Children are more emotional than adults. When I was younger, the tears were so close to the surface, anything could set them off. If I got hurt, even the teeniest scratch, I would cry. If I heard of someone else getting hurt, I would cry. And if I heard of someone in emotional pain, my heart went out to them.
Every pain that I heard of, every time that I cried scarred my heart. It had been fresh, young, unblemished. But as I grew older, each tzara that I heard about added another layer of scar tissue to the surface of my heart.
And then the defense mechanism kicked in.
If something is known to hurt you, you're not going to chase after it. More likely, you'd run away. When a heart mangled with so many tzaros, so many wounds and scars, realizes what causes its pain, it shuts itself off. Emotion is still there. But the outreach, the feeling for others just …
Disappears.
And now, I can no longer bring out the emotion for others that I used to have. That empathy is not gone, but severely depleteed. When I hear of a tzaar in klal yisroel, I don't cry. I maybe say a kapitol tehillim, but I can't find the tears. I can't find the emotion that used to define me.
Sometimes it hits close to home. That girl who just had twins – Chana Ruchama b-s Tziporah Faiga (she should have a refuah shleima) – is my age. She's my friend's friend. That hurt. But not as much as it would have hurt 10, 5, even 1 year ago. There's just too much tzaar.
The thing is that we as Yidden have an achrayus to be there for our brethren. We have to physically remove the scabs on our hearts and let them feel what we need them to feel. As Yechezkel says (36:26)והסרתי את-לב האבן, מבשרכם, ונתתי לכם, לב בשר (I will remove the stone heart from your flesh and give you a heart of flesh).
The second Beis Hamikdash was destroyed because of Sinas Chinam (baseless hatred).
Now is the time to fix this mistake so we can greet mashiach on Tuesday.
Now is the time to get rid of our scars and hearts of stone and replace them with a flesh, loving heart that can open itself to the rest of klal yisroel.
5 comments:
Thanks for this post. It is so powerful. I agree that this is something to work on, to really feel another person's pain and cry as if it is your own.
May we be zoche soon to have our hearts of stone replaced with a heart of flesh, a heart that truly cares about one another-and by then we will be sharing in other peoples happy times instead of sharing and feeling in their pain!
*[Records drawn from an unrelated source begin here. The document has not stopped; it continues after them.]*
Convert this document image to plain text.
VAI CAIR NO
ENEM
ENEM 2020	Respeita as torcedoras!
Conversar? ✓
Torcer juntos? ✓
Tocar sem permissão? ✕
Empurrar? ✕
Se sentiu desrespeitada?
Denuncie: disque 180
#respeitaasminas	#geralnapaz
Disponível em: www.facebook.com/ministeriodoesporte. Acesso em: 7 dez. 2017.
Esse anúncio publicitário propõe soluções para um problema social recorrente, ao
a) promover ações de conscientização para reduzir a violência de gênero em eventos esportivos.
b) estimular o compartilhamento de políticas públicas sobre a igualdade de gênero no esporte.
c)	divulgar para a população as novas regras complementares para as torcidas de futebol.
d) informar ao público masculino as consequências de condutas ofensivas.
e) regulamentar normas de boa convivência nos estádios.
So timely. We recently had a death in our community, and I kept thinking about how many levayahs I've been to for young people. I was wondering if I had any tears left.
I did. I think it's about ahavas chinam, because if I look at a tragedy as happening to someone I really care about, it's going to strike me differently. But you're right- not always. We have to have defenses so we can manage.
Your post reminds me of that pasuk- I'm blanking where it's from, exactly- "U'mal es levavchah", or something like that.
Food for though for me. Thank you.
Yes, we have been hardened but it seems to me that the reason we have such a difficult time crying is because it is so far removed from us. When something personally difficult happens to us, we cry, we feel the pain. Why? Bcz it hits home for we relate to it. This is one of the greatest tragedies of tsha bav that we dont even know what it is that we have lost in order to mourn it properly.
I don't understand the "so we can greet moshiach on tuesday" comment??